La relation est étroite entre ceux qui s’autoproclament « camp de la paix » en Israël et leurs homologues de la gauche européenne. Ce livre éclaire sans indulgence cette relation, particulièrement marquée dans le domaine littéraire. Il analyse la réception en Europe des ouvrages d’Amos Oz, A.B. Yehoshua ou David Grossman, il explore la manière dont ces auteurs sont chez nous travestis en hommes de paix, et les raisons de l’enthousiasme de la critique.
Il montre que les intellectuels israéliens - ashkénazes pour la plupart, laïques et travaillistes - sont perçus par leurs pendants européens comme faisant partie « des nôtres », à condition qu’ils restent là-bas, en Orient. Et que, symétriquement, ces mêmes intellectuels ont pour principal souci d’appartenir - ou de paraître appartenir, par tous les moyens - à l’intelligentsia européenne. Et de fait, ce que tous ont en commun, c’est la peur et la haine de l’Orient.
Note de lecture par Françoise Germain-Robin, l’Humanité, 21 novembre 2007
C’est un véritable pamphlet que ce petit livre de 120 pages, publié aux Éditions La Fabrique. Le titre lui-même joue la provocation en prenant délibérément le contre-pied du thème à la mode de la renaissance de l’antisémitisme en Europe. Pour l’écrivain et journaliste israélien Yitzhak Laor, ce n’est pas la haine des juifs qui affecte l’analyse et le jugement des Européens sur la situation au Proche-Orient, mais tout le contraire : « Les Occidentaux, écrit-il, ont pris l’habitude de nous considérer comme une partie d’eux-mêmes. » C’est-à-dire que dans l’affrontement entre l’Orient et l’Occident, Israël fait partie de l’Occident, et ce, dès avant sa création, dans la conception même du projet sioniste, qu’il définit très clairement comme un projet colonial.
Pour preuve, il cite le père du sionisme, Théodore Herzl, écrivant dans l’État juif : « Pour l’Europe, nous serons comme un rempart contre l’Asie, nous serons les défenseurs de la culture contre les sauvages. »
L’auteur montre que ce rôle d’avant-poste de l’Occident en Orient, Israël l’a tellement bien accepté que ceux de ses citoyens qui ne sont pas venus d’Europe, ceux que l’on appelle là-bas les « juifs orientaux », les séfarades (dont l’auteur fait partie), ont longtemps été traités en citoyens de seconde zone, et sont aujourd’hui encore priés de se « moderniser », c’est-à-dire de s’occidentaliser, d’oublier leurs racines, s’ils veulent réussir, faire partie de l’élite israélienne.

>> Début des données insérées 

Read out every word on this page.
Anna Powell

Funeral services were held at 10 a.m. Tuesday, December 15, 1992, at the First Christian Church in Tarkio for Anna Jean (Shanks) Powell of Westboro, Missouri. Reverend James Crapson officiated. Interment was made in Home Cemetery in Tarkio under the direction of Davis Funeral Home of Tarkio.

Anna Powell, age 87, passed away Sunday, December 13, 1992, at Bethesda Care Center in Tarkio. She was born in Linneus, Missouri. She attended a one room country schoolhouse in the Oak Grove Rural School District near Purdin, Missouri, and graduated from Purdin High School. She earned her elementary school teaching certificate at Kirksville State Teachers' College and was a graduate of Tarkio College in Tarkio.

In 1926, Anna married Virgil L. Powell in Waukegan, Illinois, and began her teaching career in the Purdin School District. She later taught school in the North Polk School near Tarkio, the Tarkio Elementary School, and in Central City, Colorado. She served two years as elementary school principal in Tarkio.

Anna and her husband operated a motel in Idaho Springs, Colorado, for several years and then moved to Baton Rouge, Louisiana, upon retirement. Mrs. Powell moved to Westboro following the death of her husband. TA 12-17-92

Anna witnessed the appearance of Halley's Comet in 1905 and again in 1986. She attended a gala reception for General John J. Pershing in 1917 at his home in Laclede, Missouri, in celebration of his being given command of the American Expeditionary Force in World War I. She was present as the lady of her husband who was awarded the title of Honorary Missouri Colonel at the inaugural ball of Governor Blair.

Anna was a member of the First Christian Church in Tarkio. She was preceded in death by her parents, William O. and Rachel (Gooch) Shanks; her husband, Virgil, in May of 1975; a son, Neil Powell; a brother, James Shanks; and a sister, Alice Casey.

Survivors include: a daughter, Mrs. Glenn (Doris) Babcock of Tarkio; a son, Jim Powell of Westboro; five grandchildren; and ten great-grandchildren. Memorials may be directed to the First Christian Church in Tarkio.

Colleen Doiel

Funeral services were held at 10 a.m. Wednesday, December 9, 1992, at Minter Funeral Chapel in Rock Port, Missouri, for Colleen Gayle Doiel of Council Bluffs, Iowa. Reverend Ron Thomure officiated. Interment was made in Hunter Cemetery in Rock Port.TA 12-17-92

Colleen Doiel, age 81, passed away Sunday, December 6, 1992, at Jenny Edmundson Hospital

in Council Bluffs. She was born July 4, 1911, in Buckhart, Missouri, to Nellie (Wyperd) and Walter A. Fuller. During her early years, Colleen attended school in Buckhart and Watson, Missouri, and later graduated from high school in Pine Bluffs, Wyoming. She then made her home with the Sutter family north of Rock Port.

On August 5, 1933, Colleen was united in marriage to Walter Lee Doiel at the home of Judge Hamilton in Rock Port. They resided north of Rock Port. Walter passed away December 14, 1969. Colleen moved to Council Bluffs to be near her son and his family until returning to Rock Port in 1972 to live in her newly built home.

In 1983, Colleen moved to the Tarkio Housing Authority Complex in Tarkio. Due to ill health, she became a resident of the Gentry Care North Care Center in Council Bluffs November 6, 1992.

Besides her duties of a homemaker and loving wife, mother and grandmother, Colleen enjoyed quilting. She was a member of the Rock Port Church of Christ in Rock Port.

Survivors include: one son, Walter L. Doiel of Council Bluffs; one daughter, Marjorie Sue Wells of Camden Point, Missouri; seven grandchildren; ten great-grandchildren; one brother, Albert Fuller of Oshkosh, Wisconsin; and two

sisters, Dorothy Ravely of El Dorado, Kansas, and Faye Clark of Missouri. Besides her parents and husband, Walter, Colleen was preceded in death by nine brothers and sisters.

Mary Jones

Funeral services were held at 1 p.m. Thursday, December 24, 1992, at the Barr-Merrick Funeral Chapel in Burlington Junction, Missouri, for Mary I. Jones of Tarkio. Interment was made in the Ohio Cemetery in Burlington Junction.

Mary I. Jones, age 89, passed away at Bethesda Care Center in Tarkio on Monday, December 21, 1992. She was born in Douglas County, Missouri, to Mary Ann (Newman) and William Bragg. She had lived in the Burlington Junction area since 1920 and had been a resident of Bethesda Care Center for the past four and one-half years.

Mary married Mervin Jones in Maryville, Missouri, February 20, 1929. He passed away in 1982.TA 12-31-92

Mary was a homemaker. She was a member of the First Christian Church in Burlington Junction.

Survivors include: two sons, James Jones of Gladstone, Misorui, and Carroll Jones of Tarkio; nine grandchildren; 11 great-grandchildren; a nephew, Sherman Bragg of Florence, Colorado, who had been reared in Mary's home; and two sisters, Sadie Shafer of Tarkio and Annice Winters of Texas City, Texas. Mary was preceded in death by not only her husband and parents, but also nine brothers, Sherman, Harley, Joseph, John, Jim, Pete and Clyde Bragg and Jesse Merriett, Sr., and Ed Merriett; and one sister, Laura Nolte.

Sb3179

Mais la thèse la plus audacieuse défendue par Yitzhak Laor, celle qui lui vaudra des volées de bois vert dans son pays et ailleurs - y compris en France -, c’est l’analyse qu’il fait de l’utilisation de la Shoah « pour nier ce qui arrive aux Palestiniens ».
Il note que « l’irruption de la culture de la Shoah » est récente : ce n’est qu’en 2005 que l’ONU a institué une Journée mondiale de commémoration de la Shoah, l’Allemagne ayant ouvert la voie en 1996. Pour Laor, pas de doute, « il y a un lien entre la culture de la Shoah et la haine de l’islam qui fait rage en Europe. Tout tourne autour de cette idée : les uns sont comme nous, les autres sont différents ».
Malheureusement, l’État et la droite israéliens ne sont pas seuls à utiliser ce registre sinistre. Une certaine gauche aussi. L’auteur se livre à une attaque virulente contre cette gauche sioniste dont font partie nombre d’écrivains et d’intellectuels réputés pacifistes, courtisés en Europe, mais dont il démonte les faux-semblants avec la cruauté d’un scalpel de chirurgien.
Deux d’entre eux sont surtout visés : Amos Oz et A. B. Yehoshua. De ce dernier, il cite la terrible exclamation qu’il eut en juillet 2006, au déclenchement de la guerre contre le Liban : « Nous sommes enfin tombés dans une guerre juste ! »
Et sa prédiction de 2004, celle d’une « guerre totale » avec les Palestiniens, une « guerre de nettoyage ». « S’ils tirent des roquettes sur Askelon, nous couperons l’électricité à Gaza, nous priverons Gaza d’essence. Quand la souffrance des Palestiniens sera tout autre, beaucoup plus intense, ils mettront eux-mêmes fin au terrorisme. (...) Et quand nous nous serons retirés, je ne veux plus connaître leurs noms, je ne veux plus entendre parler d’eux. »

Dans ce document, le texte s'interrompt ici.